Jesus, filho de Sirac, assim escreve: “Não te eleves como um touro nos pensamentos de teu coração, para não suceder que a tua loucura quebre a tua força” (Eclo 6,2). Você adivinha do que se trata? Quando você liga a televisão após as 22 horas, pode ter noventa por cento de certeza de que verá alguma ilustração dessa judiciosa sentença. E quanto mais adiantada a noite, com tanta maior frequência aparecem sujeitos como aqueles touros agitados pela concupiscência. São eles − não é difícil de perceber − os “heróis” prediletos de muitos diretores de cinema e televisão que atuam hoje em dia. Aqui as aparências não enganam… Pergunto: Será esse o seu ideal de vida?…

Quem luta pela castidade aprende a controlar a concupiscência. Quem mantém a castidade sabe controlar a concupiscência. Livre é aquele que consegue fazer isso.
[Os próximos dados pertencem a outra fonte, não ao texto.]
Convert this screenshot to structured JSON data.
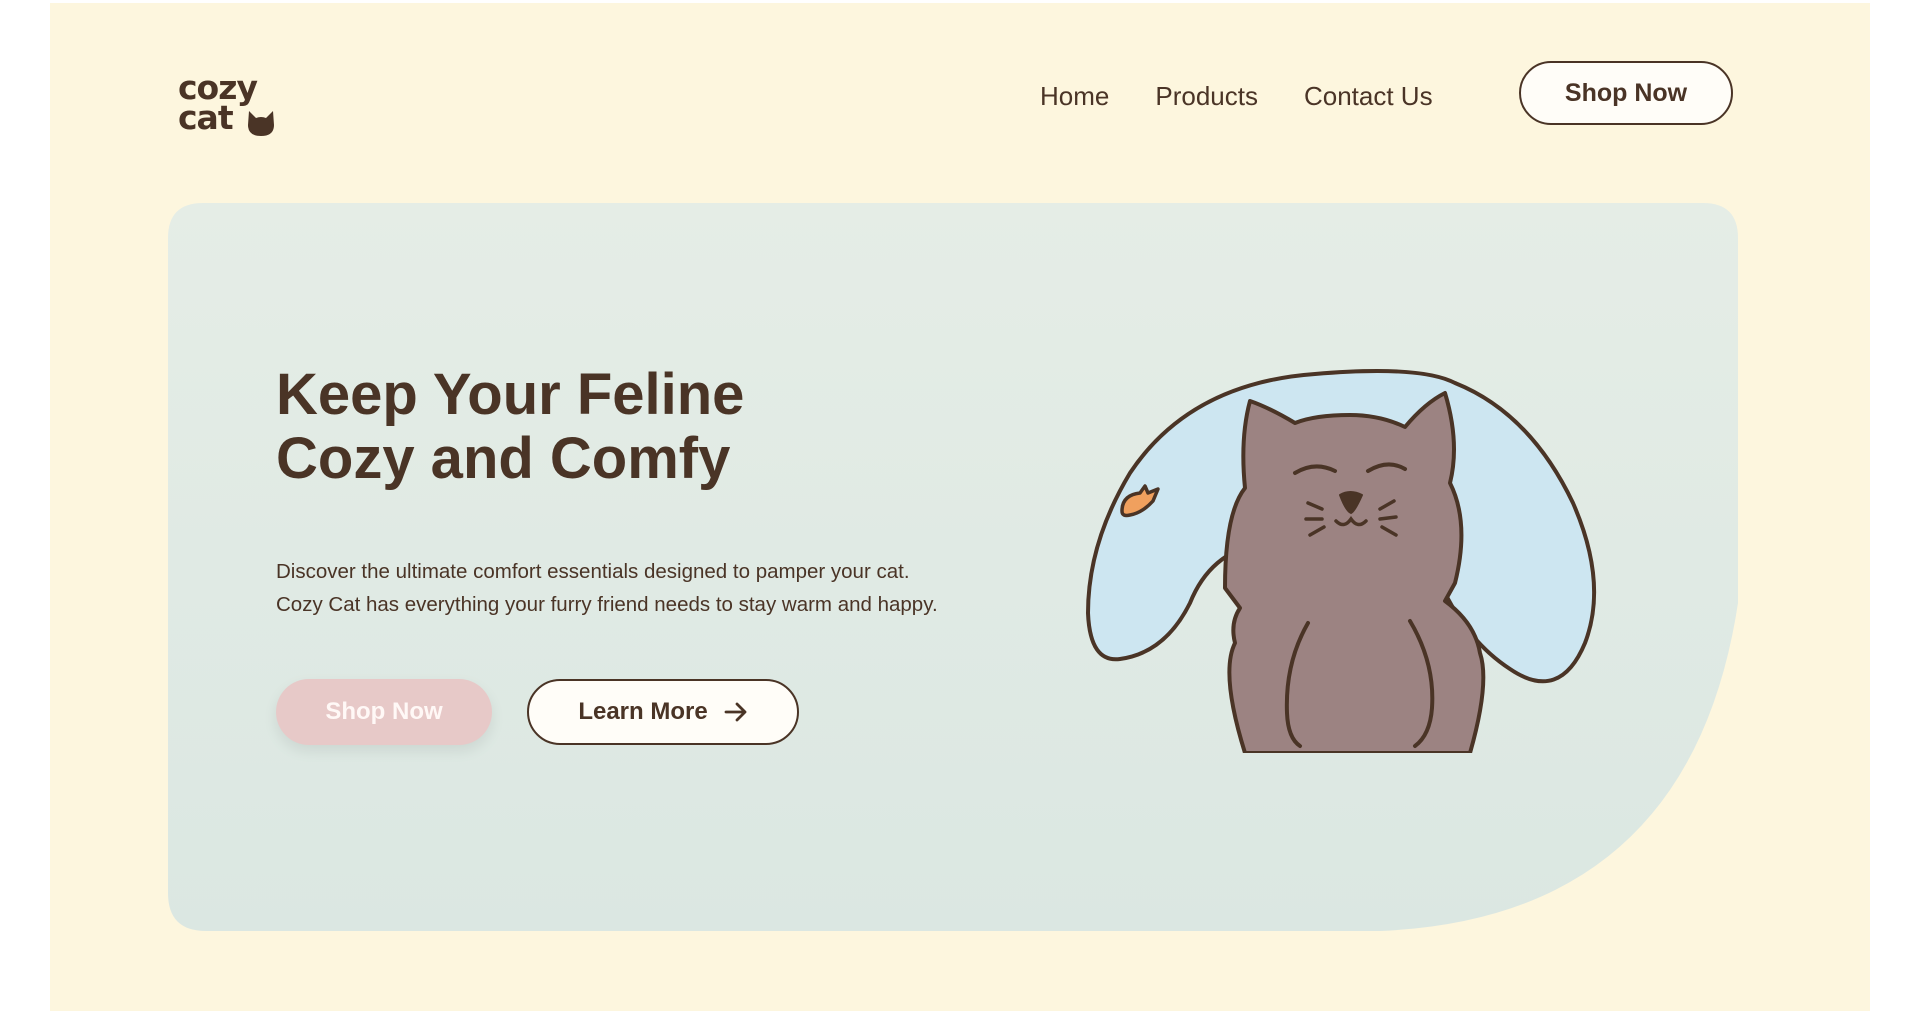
{
  "brand": {
    "logo_line1": "cozy",
    "logo_line2": "cat",
    "logo_icon": "cat-head-icon"
  },
  "nav": {
    "items": [
      {
        "label": "Home"
      },
      {
        "label": "Products"
      },
      {
        "label": "Contact Us"
      }
    ],
    "cta_label": "Shop Now"
  },
  "hero": {
    "title_line1": "Keep Your Feline",
    "title_line2": "Cozy and Comfy",
    "description_line1": "Discover the ultimate comfort essentials designed to pamper your cat.",
    "description_line2": "Cozy Cat has everything your furry friend needs to stay warm and happy.",
    "primary_button": "Shop Now",
    "secondary_button": "Learn More",
    "secondary_icon": "arrow-right-icon",
    "illustration": "cat-on-pillow-illustration"
  },
  "colors": {
    "page_bg": "#fdf6de",
    "hero_bg": "#e1ebe5",
    "text": "#4a3426",
    "primary_button": "#e7c9c8",
    "pillow": "#cde6f1",
    "cat": "#9c8382",
    "fish": "#f0a05e"
  }
}
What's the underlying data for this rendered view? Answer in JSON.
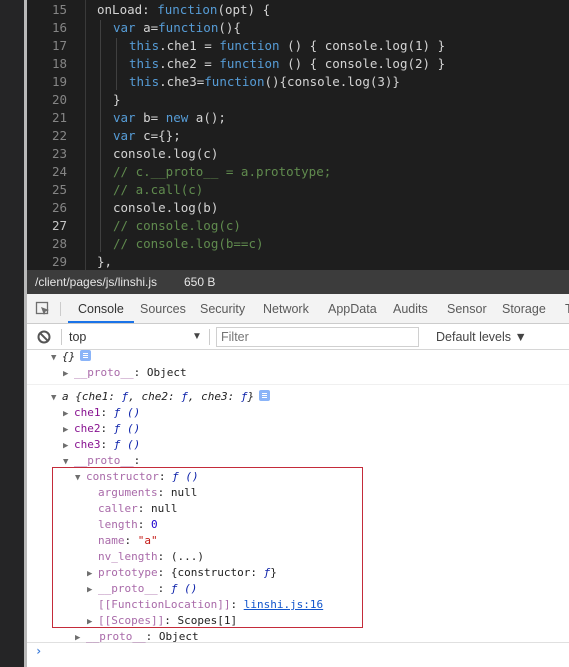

Quem desistiu da luta pela castidade, em menor ou maior grau se torna dependente.

A castidade pré-matrimonial conduz a uma bem-sucedida convivência no casamento

Será que alguém que durante a juventude caiu em alguma dependência sexual, como no vício da masturbação, saberá conviver normalmente no casamento? Não, porque então vai simplesmente satisfazer o seu vicio com a ajuda do corpo de sua esposa. Uma perspectiva pouco interessante, você não acha? Especialmente para a esposa.

Sabe-se que nenhum vício cessa somente porque se contraiu o matrimônio: o alcoólatra continua alcoólatra, o viciado em drogas continua viciado em drogas, o viciado em jogos de azar continua a jogar. Pobre esposa… Seu marido se envolveu um dia com a masturbação e depois não quis fazer nada em relação a esse problema, e em consequência entrega-se hoje a esse vício não como outrora, na solidão, mas para isso utiliza-se dela − sua esposa… Utiliza-se da pessoa que lhe devia ser a mais íntima no mundo. Pratica o vício, e chama isso de “prática do amor”… É de chorar… Você acha que nessa situação as esposas não percebem o que está acontecendo?

Pense nos noivos que decidem manter a castidade pré-matrimonial. Certamente isso lhes custa muito, mas no dia do casamento eles têm uma alegria especial. Quem sabe essa alegria não é maior que a dos atletas olímpicos que ocupam o pódio

A convivência matrimonial deve ser uma entrega mútua, uma doação de si mesmo. O marido que ama não se relaciona porque “já não aguenta”. Se não pode aguentar, isso significa que não dá conta do seu instinto sexual. E por que não dá conta? Porque não aprendeu isso. É preciso aprender o autocontrole, ou seja, passar por um período de castidade, para ser capaz de uma convivência matrimonial bemsucedida, que os faz felizes e que expressa o amor.